Questions et Réponses

Sénat de Belgique


Bulletin 2-15

SESSION DE 1999-2000

Questions posées par les Sénateurs et réponses données par les Ministres

(Fr.): Question posée en français - (N.): Question posée en néerlandais


Ministre de la Justice

Question nº 326 de M. Van Quickenborne du 31 décembre 1999 (N.) :
Palais de justice. ­ Conservation des archives. ­ Sécurité incendie.

Les médias se sont déjà fait l'écho des mauvaises conditions d'hébergement de la justice dans les palais de justice. Entre-temps, il existe des plans de construction de nouveaux bâtiments, entre autres à Anvers, Courtrai, etc.

L'entreposage des documents, en particulier des jugements et arrêts, reste un problème important.

J'ai appris que dans de nombreux tribunaux, les arrêts sont entreposés dans les caves ou dans d'autres lieux sans que la moindre attention ne soit accordée à la protection de ces locaux contre l'incendie.

J'aimerais poser les questions suivantes à l'honorable ministre :

1. L'honorable ministre peut-il donner, par tribunal, un aperçu de la protection contre l'incendie des divers locaux, en particulier des locaux où les dossiers sont conservés ?

2. L'honorable ministre peut-il me dire ce qui se passe dans le cas où un dossier est détruit dans un incendie ? Une assurance a-t-elle été contractée pour ces cas ? Des copies des arrêts ou des pièces sont-elles conservées ? Dans l'affirmative, est-ce dans des lieux différents afin de répartir les risques ? Dans la négative, une procédure de remplacement est-elle prévue ? L'arrêt reste-t-il valable et que se passe-t-il si un condamné conteste le jugement ?

Réponse : 1. Le ministère de la Justice a près de 300 bâtiments à sa disposition pour l'hébergement des services judiciaires. Il est impossible de donner un aperçu par bâtiment ou service de la situation actuelle en matière de sécurité incendie.

En général, on peut affirmer que tous les nouveaux bâtiments (Arlon, Huy, Verviers (annexe), Bruges, Furnes, Turnhout, Tongres, Termonde, ...) et les nouveaux projets de construction (Liège, Mons, Tournai, Nivelles, Anvers, Gand, Courtrai, Ypres (extension), ...) répondent aux prescriptions en vigueur en matière de protection anti-incendie. Tous ces bâtiments et projets sont d'ailleurs soumis à un contrôle effectué par les services d'incendie locaux.

Il convient d'attirer l'attention sur le fait que les bâtiments judiciaires appartiennent rarement à la catégorie « bâtiment élevé » et que dès lors, ces prescriptions se limitent dans les grandes lignes à prévoir un compartimentage du bâtiment et l'installation de détecteurs d'incendie et de portes à résistance accrue au feu dans un certain nombre de locaux spécifiques, parmi lesquels les locaux à archives.

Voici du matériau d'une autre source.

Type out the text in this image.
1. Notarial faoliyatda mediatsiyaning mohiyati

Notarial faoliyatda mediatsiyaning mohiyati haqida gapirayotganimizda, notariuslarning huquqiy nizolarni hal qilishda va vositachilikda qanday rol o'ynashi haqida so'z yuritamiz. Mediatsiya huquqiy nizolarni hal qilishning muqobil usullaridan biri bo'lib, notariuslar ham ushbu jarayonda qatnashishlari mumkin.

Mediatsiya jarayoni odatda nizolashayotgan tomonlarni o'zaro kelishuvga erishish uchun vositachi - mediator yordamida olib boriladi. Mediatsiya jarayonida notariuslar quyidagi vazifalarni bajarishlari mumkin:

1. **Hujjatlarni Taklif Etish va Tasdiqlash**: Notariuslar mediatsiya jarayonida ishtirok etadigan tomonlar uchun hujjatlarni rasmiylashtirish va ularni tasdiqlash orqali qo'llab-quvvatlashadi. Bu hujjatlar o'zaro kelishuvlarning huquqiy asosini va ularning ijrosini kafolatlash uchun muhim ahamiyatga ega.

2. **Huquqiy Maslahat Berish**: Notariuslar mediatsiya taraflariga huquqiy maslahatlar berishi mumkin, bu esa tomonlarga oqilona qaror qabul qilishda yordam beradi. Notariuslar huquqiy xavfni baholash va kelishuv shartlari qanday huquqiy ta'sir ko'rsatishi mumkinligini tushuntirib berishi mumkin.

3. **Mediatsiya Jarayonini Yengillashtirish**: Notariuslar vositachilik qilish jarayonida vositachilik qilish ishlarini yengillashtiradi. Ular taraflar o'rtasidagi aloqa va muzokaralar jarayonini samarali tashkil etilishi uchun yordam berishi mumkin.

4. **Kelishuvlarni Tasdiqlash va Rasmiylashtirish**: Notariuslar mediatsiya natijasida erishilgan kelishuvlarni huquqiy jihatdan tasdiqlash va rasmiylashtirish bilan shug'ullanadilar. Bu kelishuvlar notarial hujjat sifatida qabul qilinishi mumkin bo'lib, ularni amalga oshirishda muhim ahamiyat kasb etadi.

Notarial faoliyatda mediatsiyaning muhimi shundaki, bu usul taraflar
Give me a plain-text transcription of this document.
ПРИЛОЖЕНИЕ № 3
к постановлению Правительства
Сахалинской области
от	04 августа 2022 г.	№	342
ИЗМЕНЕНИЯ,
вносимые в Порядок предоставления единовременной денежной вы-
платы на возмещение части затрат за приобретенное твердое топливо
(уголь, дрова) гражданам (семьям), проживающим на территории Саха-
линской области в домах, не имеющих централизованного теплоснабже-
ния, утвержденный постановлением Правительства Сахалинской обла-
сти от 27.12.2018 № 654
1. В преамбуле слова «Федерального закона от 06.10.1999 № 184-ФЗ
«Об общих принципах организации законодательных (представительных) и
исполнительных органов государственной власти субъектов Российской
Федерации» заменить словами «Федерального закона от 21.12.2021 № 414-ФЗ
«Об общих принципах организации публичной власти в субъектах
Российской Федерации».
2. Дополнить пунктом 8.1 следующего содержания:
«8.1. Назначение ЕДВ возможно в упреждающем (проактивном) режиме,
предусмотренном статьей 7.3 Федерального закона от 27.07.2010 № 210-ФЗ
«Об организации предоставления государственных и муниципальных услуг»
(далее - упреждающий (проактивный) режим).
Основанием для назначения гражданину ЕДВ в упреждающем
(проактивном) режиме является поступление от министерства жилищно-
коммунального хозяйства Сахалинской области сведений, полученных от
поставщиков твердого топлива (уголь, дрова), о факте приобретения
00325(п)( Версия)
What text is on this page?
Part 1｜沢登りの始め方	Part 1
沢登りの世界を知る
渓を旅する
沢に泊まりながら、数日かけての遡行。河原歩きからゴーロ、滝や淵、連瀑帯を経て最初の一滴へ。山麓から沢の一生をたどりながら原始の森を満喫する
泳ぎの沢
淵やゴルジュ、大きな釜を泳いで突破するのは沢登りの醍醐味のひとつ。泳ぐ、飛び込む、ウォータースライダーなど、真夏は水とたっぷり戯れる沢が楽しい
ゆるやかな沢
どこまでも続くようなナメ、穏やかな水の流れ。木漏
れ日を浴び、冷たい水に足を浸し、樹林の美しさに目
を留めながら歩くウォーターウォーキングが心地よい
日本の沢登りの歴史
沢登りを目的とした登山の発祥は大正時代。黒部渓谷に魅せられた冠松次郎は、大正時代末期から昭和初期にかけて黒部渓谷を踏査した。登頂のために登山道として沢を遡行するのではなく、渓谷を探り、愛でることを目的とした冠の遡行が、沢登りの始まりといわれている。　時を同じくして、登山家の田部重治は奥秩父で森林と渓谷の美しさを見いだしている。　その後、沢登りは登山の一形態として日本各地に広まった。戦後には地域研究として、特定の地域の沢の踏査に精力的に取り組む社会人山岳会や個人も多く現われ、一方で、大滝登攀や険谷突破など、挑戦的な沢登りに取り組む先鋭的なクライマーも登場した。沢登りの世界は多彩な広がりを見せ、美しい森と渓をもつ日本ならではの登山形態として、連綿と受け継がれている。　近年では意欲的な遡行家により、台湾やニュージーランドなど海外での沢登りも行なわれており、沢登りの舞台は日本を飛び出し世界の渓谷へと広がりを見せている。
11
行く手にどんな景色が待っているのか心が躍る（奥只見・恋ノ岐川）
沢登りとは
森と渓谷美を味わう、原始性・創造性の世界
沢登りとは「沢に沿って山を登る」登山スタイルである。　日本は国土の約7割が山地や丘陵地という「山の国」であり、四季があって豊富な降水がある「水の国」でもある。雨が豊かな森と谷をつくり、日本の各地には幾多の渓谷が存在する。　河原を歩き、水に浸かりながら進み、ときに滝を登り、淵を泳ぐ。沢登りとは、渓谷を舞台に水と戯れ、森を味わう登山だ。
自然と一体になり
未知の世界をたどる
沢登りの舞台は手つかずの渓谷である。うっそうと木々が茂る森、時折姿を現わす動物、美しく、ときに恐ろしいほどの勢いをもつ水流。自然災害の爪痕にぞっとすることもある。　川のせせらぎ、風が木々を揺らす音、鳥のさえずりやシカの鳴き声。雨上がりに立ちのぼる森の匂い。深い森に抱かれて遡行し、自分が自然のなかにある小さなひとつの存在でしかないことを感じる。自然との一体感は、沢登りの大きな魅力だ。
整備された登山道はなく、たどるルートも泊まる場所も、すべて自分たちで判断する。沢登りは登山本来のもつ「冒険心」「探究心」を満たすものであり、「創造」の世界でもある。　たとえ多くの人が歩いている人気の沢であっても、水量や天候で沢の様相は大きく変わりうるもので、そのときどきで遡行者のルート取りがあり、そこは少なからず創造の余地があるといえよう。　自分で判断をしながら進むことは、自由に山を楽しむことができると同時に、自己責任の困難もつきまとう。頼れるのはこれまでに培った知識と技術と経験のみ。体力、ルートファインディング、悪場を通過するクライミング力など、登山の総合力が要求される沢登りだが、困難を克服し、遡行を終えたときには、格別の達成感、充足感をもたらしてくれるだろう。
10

Pour ce qui est des bâtiments existants ­ souvent vétustes et surpeuplés ­, le propriétaire de la plupart de ceux-ci, à savoir la Régie des bâtiments, fait le nécessaire, dans la mesure du possible, pour répondre aux prescriptions qui changent continuellement. Il va de soi qu'il est impossible de maintenir tout ce patrimoine « up to date ».

Le but de la plupart des projets de nouvelles constructions mentionnés plus haut est d'ailleurs, primo, de vider de leurs occupants les anciens palais de justices, secundo, de rénover/restaurer ceux-ci de telle sorte qu'ils répondent entièrement à toutes les normes imposées, notamment en matière de sécurité incendie.

En ce qui concerne le matériel d'extinction, les bâtiments sont équipés des hydrants prescrits par la loi et pour chaque bâtiment, un contrat est conclu par le ministère de la Justice avec une firme spécialisée dans le placement et l'entretien d'extincteurs à poudre.

2. J'ai demandé les informations nécessaires aux autorités judiciaires. Dès qu'elles seront en ma possession, je ne manquerai pas de donner une réponde définitive à la seconde question de l'honorable membre.